NEW: phase0-dismantling.md, mkdocs-deployment.md UPDATED: architecture-decisions.md, pterodactyl-extensions-plan.md, INDEX.md Audit: February 9, 2026 - All 5 gaps fixed
2.9 KiB
Phase 0: Infrastructure Dismantling & Vanilla Reset
Date: February 7, 2026
Status: COMPLETE
Purpose: Document what was removed and why during the Phase 0 vanilla reset
Executive Summary
On February 7, 2026, we dismantled the "Frostwall Protocol v1.0" - a complex GRE tunnel architecture that was causing more problems than it solved. This document preserves the technical details for future reference and explains the strategic decision to rebuild from a "vanilla baseline."
What Was Dismantled
Command Center (63.143.34.217)
GRE Tunnels Removed:
- gre-nc1 - Tunnel to NC1 Charlotte (192.168.20.1/30)
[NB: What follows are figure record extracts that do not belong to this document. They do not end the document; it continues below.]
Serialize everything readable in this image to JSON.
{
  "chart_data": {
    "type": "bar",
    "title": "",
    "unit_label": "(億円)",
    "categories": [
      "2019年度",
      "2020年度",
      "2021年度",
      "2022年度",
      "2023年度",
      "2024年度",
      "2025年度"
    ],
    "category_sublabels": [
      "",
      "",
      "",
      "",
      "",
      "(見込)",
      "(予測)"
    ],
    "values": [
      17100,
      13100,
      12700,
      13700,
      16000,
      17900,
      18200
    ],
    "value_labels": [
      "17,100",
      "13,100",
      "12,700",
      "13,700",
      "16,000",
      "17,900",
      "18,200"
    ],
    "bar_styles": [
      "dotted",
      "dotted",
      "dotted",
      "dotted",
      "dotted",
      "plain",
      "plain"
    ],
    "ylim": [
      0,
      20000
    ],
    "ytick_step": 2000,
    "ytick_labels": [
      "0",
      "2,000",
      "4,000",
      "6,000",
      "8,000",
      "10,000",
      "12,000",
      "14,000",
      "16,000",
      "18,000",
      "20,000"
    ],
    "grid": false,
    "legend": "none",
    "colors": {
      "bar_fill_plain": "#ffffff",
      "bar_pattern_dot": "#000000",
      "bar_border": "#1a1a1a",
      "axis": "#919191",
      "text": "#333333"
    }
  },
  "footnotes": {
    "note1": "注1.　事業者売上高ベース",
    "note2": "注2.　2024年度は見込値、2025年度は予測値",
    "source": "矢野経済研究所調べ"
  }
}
- gre-tx1 - Tunnel to TX1 Dallas (192.168.10.1/30)
Processes Killed:
- 68 leaked tunnel-related processes
- master_restore.sh background processes
- reboot_audit.sh background processes
Cron Jobs Disabled:
- master_restore.sh - Auto-restore tunnel configuration
- reboot_audit.sh - Tunnel health monitoring
iptables Rules Cleaned:
- All GRE-related NAT rules
- All tunnel routing rules
- Reset to default firewall policy
NC1 Charlotte (216.239.104.130)
GRE Tunnel Removed:
- gre-cc - Tunnel to Command Center
- Tunnel IP: 192.168.20.2/30
- Peer: 63.143.34.217
TX1 Dallas (38.68.14.26)
GRE Tunnel Removed:
- gre-tx1 - Tunnel to Command Center
- Tunnel IP: 192.168.10.2/30
- Secondary IP on tunnel: 38.68.14.188/32 (Billing Portal routing)
- Peer: 63.143.34.217
Why It Was Removed
Problem 1: CosmicGuard Double-Encapsulation
The original Charlotte node was behind CosmicGuard DDoS protection, which automatically creates GRE tunnels. Running our tunnel over their tunnel created double encapsulation and MTU issues.
Problem 2: Protocol 47 Blocking
Upstream carrier was black-holing Protocol 47 (GRE) on 38.x IP ranges. Required migration to 216.239.104.x range.
Problem 3: Complexity vs. Benefit
Constant connectivity issues, difficult troubleshooting, 68+ leaked processes, midnight emergencies.
Problem 4: Maintenance Burden
With Michael's health and family planning goals, midnight pages were unsustainable.
The Decision: Vanilla Reset
Philosophy: "Start from a clean baseline and rebuild properly."
Future Plan (Phase 1):
- Design simplified DDoS protection
- Cloudflare Spectrum or simplified GRE (decision pending)
- Focus on reliability over complexity
Lessons Learned
- Complexity has a cost - Every added layer is a potential failure point
- Health matters - Infrastructure should support life, not consume it
- Document before dismantling - This document preserves institutional knowledge
- Vanilla baseline enables iteration - Easier to build correctly from scratch
- Provider relationships matter - Breezehost's Jon Beard was crucial
Revision History
| Version | Date | Changes |
|---|---|---|
| 1.0 | 2026-02-09 | Initial documentation (retroactive) |